Karım hüngür hüngür ağlıyordu. O sinirle iki sigara içtim üst
üste. Buraya karımla tatil yapmaya gelmiştim, ama annem bütün
neşemin içine etmişti. Benim mutluluğumu bozmaya
çalışıyordu.
Daha sonra karım benim kanımı donduran şeyler söylemeye
başladı: “Aslında Elif’i de kocasından zorla boşatan
senin annen. Kocasına boşanması için epey para ödemiş
teyzen. Zaten teyzeni de bu işe bulaştıran gene annen. Adamı
karısından zorla boşatıyorlar, çocuklarından
ayırıyorlar. Elif’in seni sevdiği doğru, ama sana böyle bir
oyun oynadılar. Annen telefonda konuşurken duydum ben. Yoksa senin
Elif’le de, Refiye’yle de evlenmene benim gönlüm razı değil. Annen
kabul etmem için bana çok baskı yaptı. Birkaç defa dövdü beni. Ama
ben bunların hiçbirini söylemedim sana. Ama benim kızlarıma piç
deyince işler değişti. Artık hepsini anlatacağım!”
dedi.
Duydukça öfkem kabarıyordu. Karım beni hayretler içinde bırakan
şeyler söylemeye başladı: “Annen töre gereği benimle
evlenmene ses etmedi, babandan çok korkuyordu çünkü. Baban beni seviyor, bu da
annenin bana olan hıncını daha da artırıyor. Eve gelin
geldiğim ilk günden beri bana baskı yapmaya başladı. Sen
işyerinde olduğundan hiçbirinden haberin olmuyordu, ben de senin
üzülmeni istemediğim için ses çıkarmadım. Sonradan ben hepsini
düşününce çıktı ortaya. Annen tatilden gelince bizi o
düğüne zorla gönderdi biliyorsun. Sen o düğün sayesinde Refiye’yle
tanıştın. Annen Refiye’yi de, aynı Elif gibi
ayarlamış. Refiye’nin bize gelip gitmeleri, onun çalışmak
istemesi, senin onu işe koyman falan hepsi palavra. Kadın zaten dünya
kadar zengin. Maksat seni benim elimden almak. Annen ta başından beri
beni hiç sevmedi. Sana Refiye’yi, Elif’i ayarladı. Refiye de, Elif de seni
çok seviyor, bundan kuşkum yok, ama bunların hepsi senaryoymuş
meğerse. Annenin gözü Refiye’nin ve Elif’in babasının
parasında. İkisi de çok zengin. Onlarla evlenirsen, onların
parası sana geçecek. Onlar da kendilerine adam gibi bir koca bulmuş
olacak. Ben seni çok seviyorum, seni kaybetmek istemiyorum. Bunun için hemen
hamile kalmak istiyorum. Hem sonra şey de var, bunlardan ayrı...

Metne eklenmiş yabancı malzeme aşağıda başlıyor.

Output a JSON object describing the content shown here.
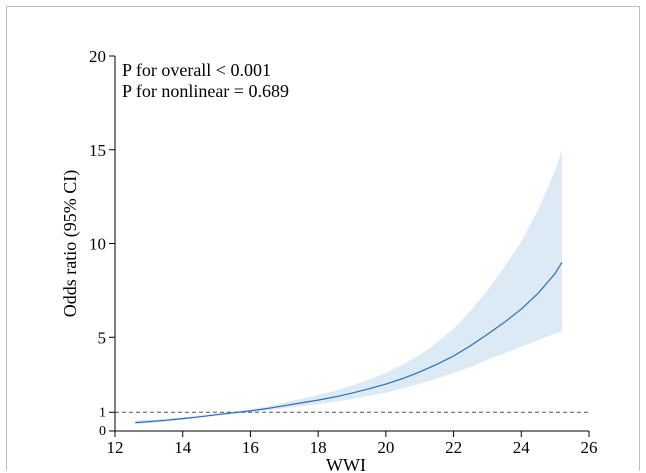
{
  "chart_data": {
    "type": "line",
    "xlabel": "WWI",
    "ylabel": "Odds ratio (95% CI)",
    "xlim": [
      12,
      26
    ],
    "ylim": [
      0,
      20
    ],
    "x_ticks": [
      12,
      14,
      16,
      18,
      20,
      22,
      24,
      26
    ],
    "y_ticks": [
      0,
      1,
      5,
      10,
      15,
      20
    ],
    "reference_line": {
      "y": 1,
      "style": "dashed"
    },
    "annotations": [
      "P for overall < 0.001",
      "P for nonlinear = 0.689"
    ],
    "line_color": "#2e6fb2",
    "band_color": "#dceaf5",
    "x": [
      12.6,
      13.0,
      13.5,
      14.0,
      14.5,
      15.0,
      15.5,
      16.0,
      16.5,
      17.0,
      17.5,
      18.0,
      18.5,
      19.0,
      19.5,
      20.0,
      20.5,
      21.0,
      21.5,
      22.0,
      22.5,
      23.0,
      23.5,
      24.0,
      24.5,
      25.0,
      25.2
    ],
    "y": [
      0.45,
      0.5,
      0.57,
      0.66,
      0.76,
      0.87,
      0.97,
      1.07,
      1.2,
      1.35,
      1.5,
      1.65,
      1.82,
      2.02,
      2.25,
      2.5,
      2.8,
      3.15,
      3.55,
      4.0,
      4.55,
      5.15,
      5.8,
      6.5,
      7.35,
      8.4,
      9.0
    ],
    "lower": [
      0.35,
      0.42,
      0.5,
      0.59,
      0.7,
      0.81,
      0.91,
      1.01,
      1.11,
      1.21,
      1.32,
      1.43,
      1.56,
      1.7,
      1.88,
      2.05,
      2.28,
      2.52,
      2.8,
      3.1,
      3.42,
      3.8,
      4.15,
      4.5,
      4.85,
      5.2,
      5.3
    ],
    "upper": [
      0.55,
      0.6,
      0.65,
      0.73,
      0.82,
      0.93,
      1.04,
      1.16,
      1.31,
      1.52,
      1.72,
      1.92,
      2.15,
      2.42,
      2.75,
      3.1,
      3.55,
      4.05,
      4.7,
      5.45,
      6.4,
      7.5,
      8.75,
      10.1,
      11.8,
      13.9,
      15.0
    ]
  }
}
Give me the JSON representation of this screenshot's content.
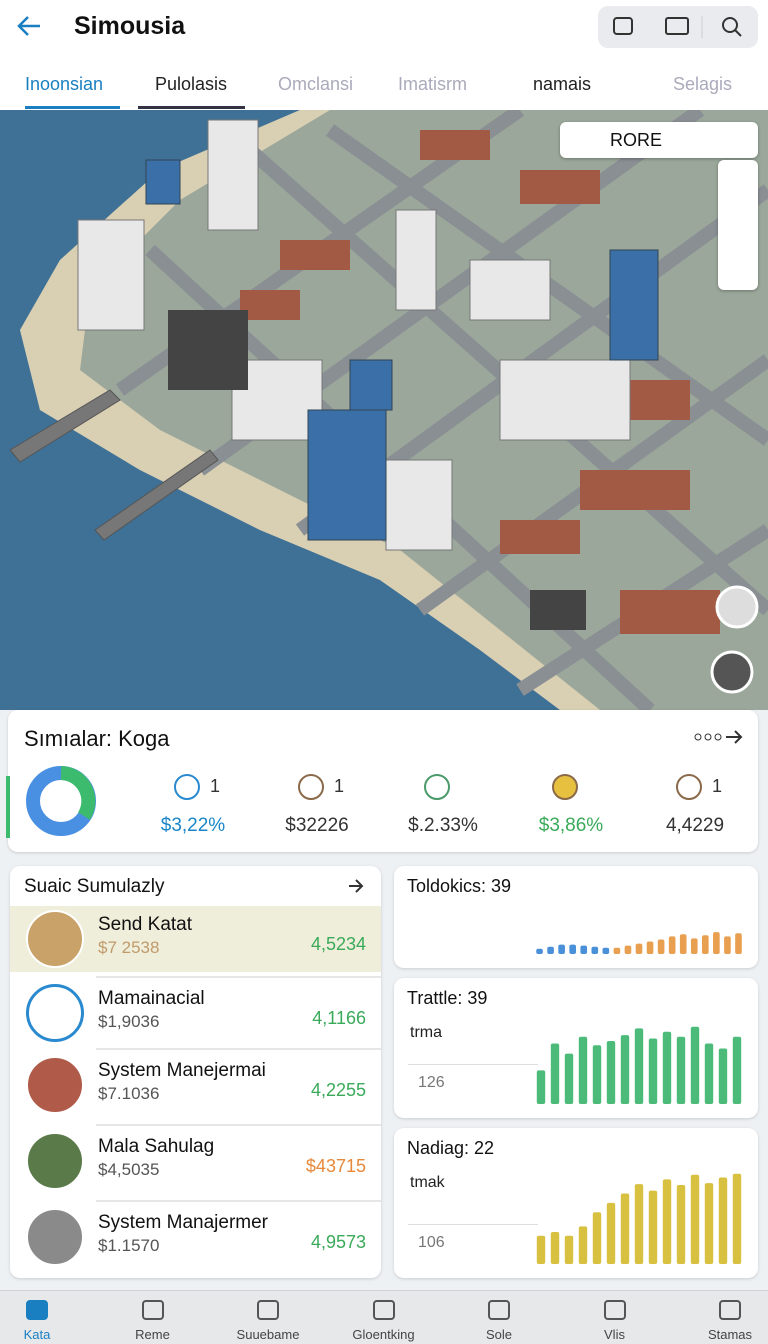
{
  "header": {
    "title": "Simousia"
  },
  "tabs": {
    "items": [
      "Inoonsian",
      "Pulolasis",
      "Omclansi",
      "Imatisrm",
      "namais",
      "Selagis"
    ],
    "active": 0
  },
  "map": {
    "control_label": "RORE"
  },
  "summary": {
    "title": "Sımıalar: Koga",
    "stats": [
      {
        "badge": "1",
        "value": "$3,22%",
        "color": "#1a86c8"
      },
      {
        "badge": "1",
        "value": "$32226",
        "color": "#333333"
      },
      {
        "value": "$.2.33%",
        "color": "#333333"
      },
      {
        "value": "$3,86%",
        "color": "#3aaa5a"
      },
      {
        "badge": "1",
        "value": "4,4229",
        "color": "#333333"
      }
    ]
  },
  "list": {
    "title": "Suaic Sumulazly",
    "items": [
      {
        "name": "Send Katat",
        "price": "$7 2538",
        "amount": "4,5234",
        "color": "#3aaa5a"
      },
      {
        "name": "Mamainacial",
        "price": "$1,9036",
        "amount": "4,1166",
        "color": "#3aaa5a"
      },
      {
        "name": "System Manejermai",
        "price": "$7.1036",
        "amount": "4,2255",
        "color": "#3aaa5a"
      },
      {
        "name": "Mala Sahulag",
        "price": "$4,5035",
        "amount": "$43715",
        "color": "#e8883a"
      },
      {
        "name": "System Manajermer",
        "price": "$1.1570",
        "amount": "4,9573",
        "color": "#3aaa5a"
      }
    ]
  },
  "mini_charts": [
    {
      "title": "Toldokics: 39",
      "series": [
        {
          "color": "#4a90d9",
          "values": [
            10,
            14,
            18,
            18,
            16,
            14,
            12
          ]
        },
        {
          "color": "#e8a050",
          "values": [
            12,
            16,
            20,
            24,
            28,
            34,
            38,
            30,
            36,
            42,
            34,
            40
          ]
        }
      ]
    },
    {
      "title": "Trattle: 39",
      "label": "trma",
      "sublabel": "126",
      "series": [
        {
          "color": "#4cbb7a",
          "values": [
            40,
            72,
            60,
            80,
            70,
            75,
            82,
            90,
            78,
            86,
            80,
            92,
            72,
            66,
            80
          ]
        }
      ]
    },
    {
      "title": "Nadiag: 22",
      "label": "tmak",
      "sublabel": "106",
      "series": [
        {
          "color": "#d8c040",
          "values": [
            30,
            34,
            30,
            40,
            55,
            65,
            75,
            85,
            78,
            90,
            84,
            95,
            86,
            92,
            96
          ]
        }
      ]
    }
  ],
  "nav": {
    "items": [
      "Kata",
      "Reme",
      "Suuebame",
      "Gloentking",
      "Sole",
      "Vlis",
      "Stamas"
    ],
    "active": 0
  }
}
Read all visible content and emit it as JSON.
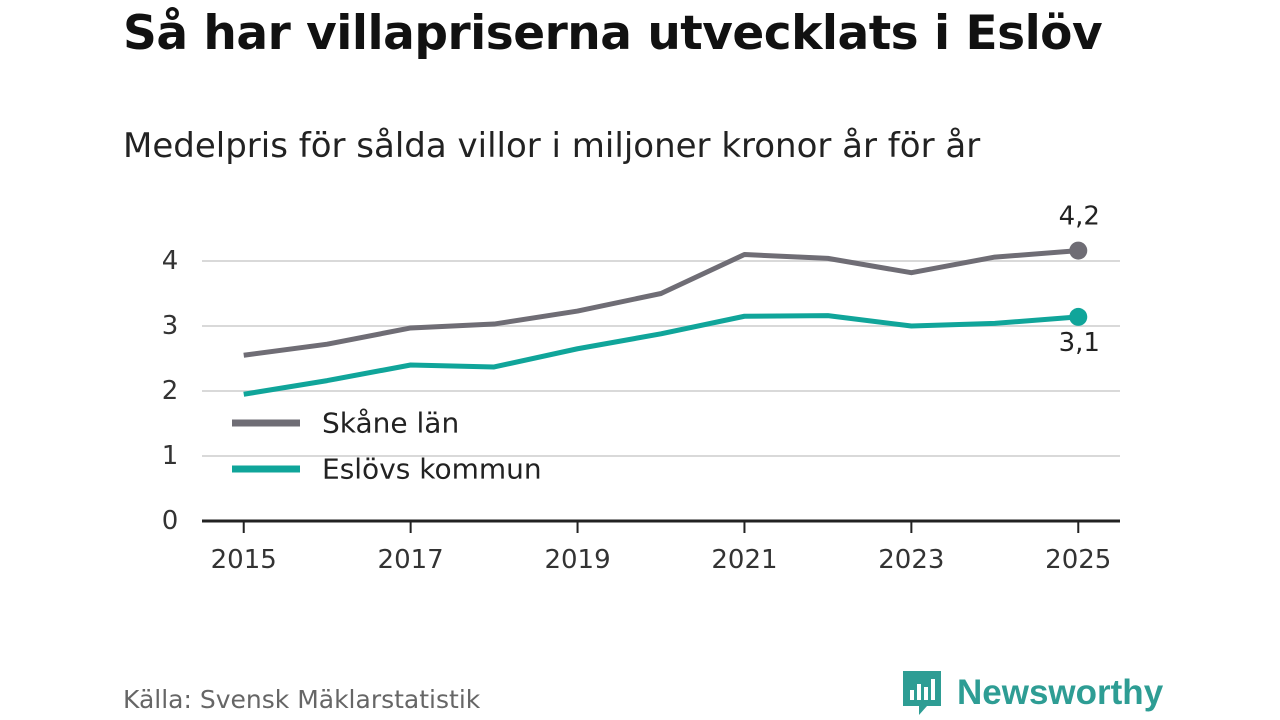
{
  "title": "Så har villapriserna utvecklats i Eslöv",
  "subtitle": "Medelpris för sålda villor i miljoner kronor år för år",
  "source": "Källa: Svensk Mäklarstatistik",
  "brand": {
    "name": "Newsworthy",
    "icon": "newsworthy-logo-icon"
  },
  "colors": {
    "skane": "#6f6d75",
    "eslov": "#10a59a",
    "grid": "#d9d9d9",
    "axis": "#222222",
    "text": "#333333",
    "brand": "#2e9d94"
  },
  "chart_data": {
    "type": "line",
    "title": "Så har villapriserna utvecklats i Eslöv",
    "subtitle": "Medelpris för sålda villor i miljoner kronor år för år",
    "xlabel": "",
    "ylabel": "",
    "x": [
      2015,
      2016,
      2017,
      2018,
      2019,
      2020,
      2021,
      2022,
      2023,
      2024,
      2025
    ],
    "xticks": [
      2015,
      2017,
      2019,
      2021,
      2023,
      2025
    ],
    "xtick_labels": [
      "2015",
      "2017",
      "2019",
      "2021",
      "2023",
      "2025"
    ],
    "yticks": [
      0,
      1,
      2,
      3,
      4
    ],
    "ytick_labels": [
      "0",
      "1",
      "2",
      "3",
      "4"
    ],
    "ylim": [
      0,
      4.5
    ],
    "xlim": [
      2014.5,
      2025.5
    ],
    "grid": true,
    "legend_position": "lower-left",
    "series": [
      {
        "name": "Skåne län",
        "color": "#6f6d75",
        "values": [
          2.55,
          2.72,
          2.97,
          3.03,
          3.23,
          3.5,
          4.1,
          4.04,
          3.82,
          4.06,
          4.16
        ],
        "end_label": "4,2",
        "end_label_position": "above"
      },
      {
        "name": "Eslövs kommun",
        "color": "#10a59a",
        "values": [
          1.95,
          2.16,
          2.4,
          2.37,
          2.65,
          2.88,
          3.15,
          3.16,
          3.0,
          3.04,
          3.14
        ],
        "end_label": "3,1",
        "end_label_position": "below"
      }
    ]
  }
}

Kızım Özge seni seviyor. Bunu söylemek bir anne olarak çok zor, ama
senin onunla ilişkin olduğunu biliyorum. Daha ilk günden sana göz
koydu. Sen de onun gençliğine, güzelliğine kandın. Ama ben sana
suç bulmuyorum. Dişi köpek kuyruk sallamazsa erkek köpek birşey
yapmazmış. Benim kızım ahlaksız çıktı. Bir
ana olarak yüreğim yanıyor, ama sana olan sevgim hepsinden fazla!”
dedi.
Bütün bunlar sonucu şok içindeydim. Karım içindeki kurtları
döküyordu. Özge meselesinde çok fazla durmadığını gördüm. Bana,
“Senden tek bir isteğim var. Kızımın bakireliğini
bozma. Biliyorum, o sana kızlığını vermek istiyor, ama
sen bunu yapma. Onu götünden siktiğini biliyorum. Sonuçta öyle yada böyle
evlenecek. Evlendiği adamın onun kızlığını
bozmasıdır doğru olan. Yoksa bütün dünyaya rezil oluruz!” dedi.
Karım beni şaşırtıyordu. Devam etti, “Senin beni
aldatmana ses etmedim ben. Bir de ben bunları senin başına
kakarsam, beni boşarsın diye çok korktum!” dedi.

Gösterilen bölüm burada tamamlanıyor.